Counsel for defendants would require the government to prove that Whitfield and Johnson had actual knowledge of the interstate nature of the goods and in support of such contention cite U.S. v. Vilhotti, 452 F.2d 1186 (2 Cir. 1971), cert. denied 406 U.S. 947, 32 L. Ed. 2d 335, 92 S. Ct. 2051 (1972). In Vilhotti, the Second Circuit reversed a conspiracy conviction
because the trial judge refused, "as requested by counsel, to charge the jury that in order to convict for conspiracy, they would have to find that the defendants not only knowingly bought, received or possessed goods which were stolen but that defendants knew that they were stolen from interstate commerce." 452 F.2d at 1189. The Vilhotti court then proceeded to note the government's concession that cases in the Second Circuit have uniformly held that a conspiracy to violate 18 U.S.C. § 659 and similar statutes requires the specific intention to buy, receive or possess goods which defendants know were stolen from interstate commerce. 458 F.2d at 1189.

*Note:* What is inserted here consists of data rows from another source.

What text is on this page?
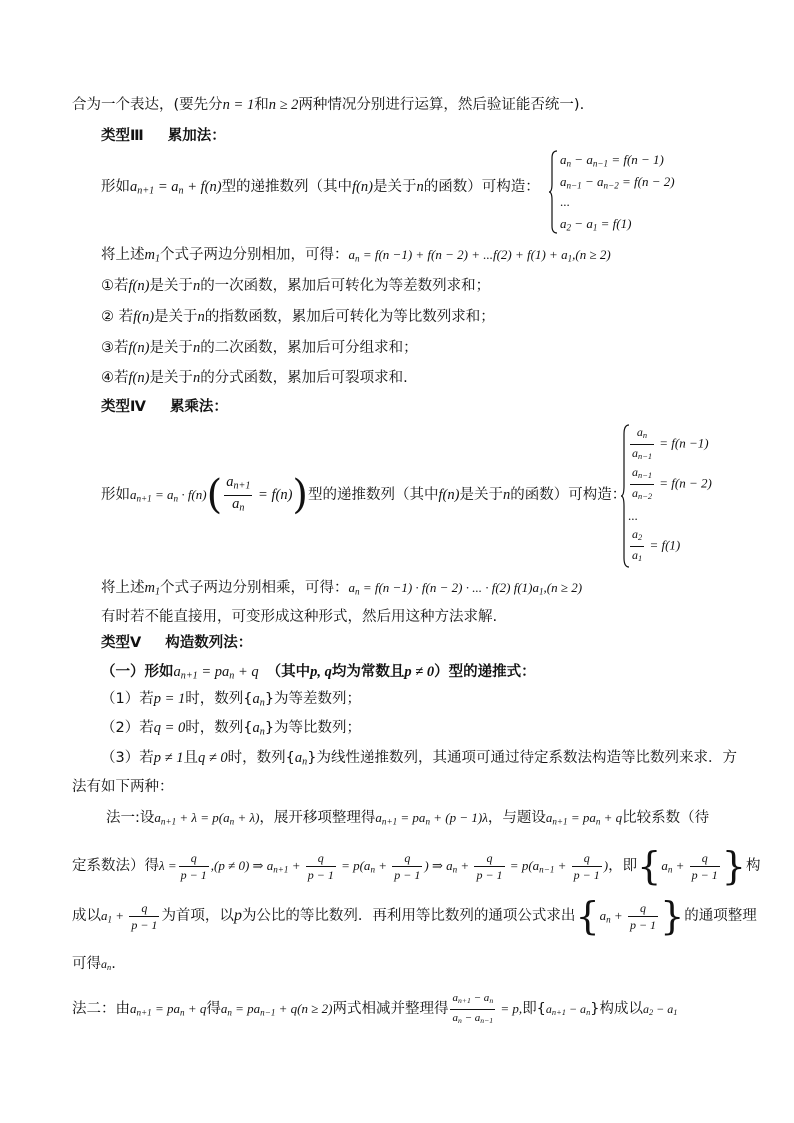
合为一个表达，(要先分n = 1和n ≥ 2两种情况分别进行运算，然后验证能否统一).
类型Ⅲ 累加法：
形如$a_{n+1} = a_n + f(n)$型的递推数列（其中f(n)是关于n的函数）可构造：
$a_n - a_{n-1} = f(n - 1)$
$a_{n-1} - a_{n-2} = f(n - 2)$
...
$a_2 - a_1 = f(1)$
将上述$m_1$个式子两边分别相加，可得：$a_n = f(n -1) + f(n - 2) + ...f(2) + f(1) + a_1,(n \ge 2)$
①若f(n)是关于n的一次函数，累加后可转化为等差数列求和；
② 若f(n)是关于n的指数函数，累加后可转化为等比数列求和；
③若f(n)是关于n的二次函数，累加后可分组求和；
④若f(n)是关于n的分式函数，累加后可裂项求和.
类型Ⅳ 累乘法：
形如$a_{n+1} = a_n \cdot f(n)( \frac{a_{n+1}}{a_n} = f(n))$型的递推数列（其中f(n)是关于n的函数）可构造：
$\frac{a_n}{a_{n-1}} = f(n -1)$
$\frac{a_{n-1}}{a_{n-2}} = f(n - 2)$
...
$\frac{a_2}{a_1} = f(1)$
将上述$m_1$个式子两边分别相乘，可得：$a_n = f(n -1) \cdot f(n - 2)$ · ... · f(2) $f(1)a_1,(n \ge 2)$
有时若不能直接用，可变形成这种形式，然后用这种方法求解.
类型Ⅴ 构造数列法：
（一）形如$a_{n+1} = pa_n + q$ （其中p, q均为常数且p ≠ 0）型的递推式：
（1）若p = 1时，数列$\{a_n\}$为等差数列；
（2）若q = 0时，数列$\{a_n\}$为等比数列；
（3）若p ≠ 1且q ≠ 0时，数列$\{a_n\}$为线性递推数列，其通项可通过待定系数法构造等比数列来求．方
法有如下两种：
法一:设$a_{n+1} + \lambda = p(a_n + \lambda)$，展开移项整理得$a_{n+1} = pa_n + (p - 1)\lambda$，与题设$a_{n+1} = pa_n + q$比较系数（待
定系数法）得$\lambda = \frac{q}{p - 1} ,(p \ne 0)$ ⇒ $a_{n+1} + \frac{q}{p - 1} = p(a_n + \frac{q}{p - 1}$ ) ⇒ $a_n + \frac{q}{p - 1} = p(a_{n-1} + \frac{q}{p - 1}$ )，即{$a_n + \frac{q}{p - 1}$ }构
成以$a_1 + \frac{q}{p - 1}$ 为首项，以p为公比的等比数列．再利用等比数列的通项公式求出{$a_n + \frac{q}{p - 1}$ }的通项整理
可得$a_n$.
法二：由$a_{n+1} = pa_n + q$得$a_n = pa_{n-1} + q(n \ge 2)$两式相减并整理得 $\frac{a_{n+1} - a_n}{a_n - a_{n-1}} = p$,即$\{a_{n+1} - a_n\}$构成以$a_2 - a_1$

More recently, in U.S. v. Alsondo, 486 F.2d 1339 (2 Cir. 1973) cert. granted U.S. v. Feola, 416 U.S. 935, 94 S. Ct. 1932, 40 L. Ed. 2d 285, 42 U.S.L.W. 3573 (1974), the Second Circuit again dealt with the same issue but with respect to a different substantive statute. In Alsondo, defendants were charged, inter alia, with violation of 18 U.S.C. § 111, assaulting a federal officer, and 18 U.S.C. § 371, conspiracy to commit the above offense. The jury returned verdicts of guilty and the defendants appealed alleging the trial judge erred in his charge to the jury.
The court reversed, holding that specific knowledge of the official federal capacity of the intended assault victims must be proved to establish the alleged conspiracy though not required to convict for the substantive offense.
A better view is held by the Eighth Circuit as expressed in Nassif v. U.S., 370 F.2d 147 (8 Cir. 1966). In Nassif, defendants were found guilty of violating 18 U.S.C. § 659, stealing, taking and carrying away with intent to convert goods out of interstate commerce, and 18 U.S.C. § 371, conspiracy to commit the substantive offense. Although the court acknowledged the necessity for the prosecution to establish that the scope of the conspiracy included an anti-federal intent, it did not require that such intent be proven only by actual knowledge on the part of the defendant that the goods were involved in interstate commerce. Rather, the court allowed the anti-federal intent or knowledge that the goods were stolen from interstate commerce to be inferred or implied:
"Co-conspirators seeking illicit gain from conversion of another's property seldom become selective as to whether the goods they steal flow in commerce or not. Clearly, if the plan was to steal merchandise only from a known defined local source Nassif might have been guilty of conspiracy to steal or conceal, which only a state may punish. But if the scheme is to steal goods, wherever they may be found, and in fact, goods are stolen from interstate commerce, then we feel the scope of the conspiracy can be broad enough to imply intent to commit a federal crime."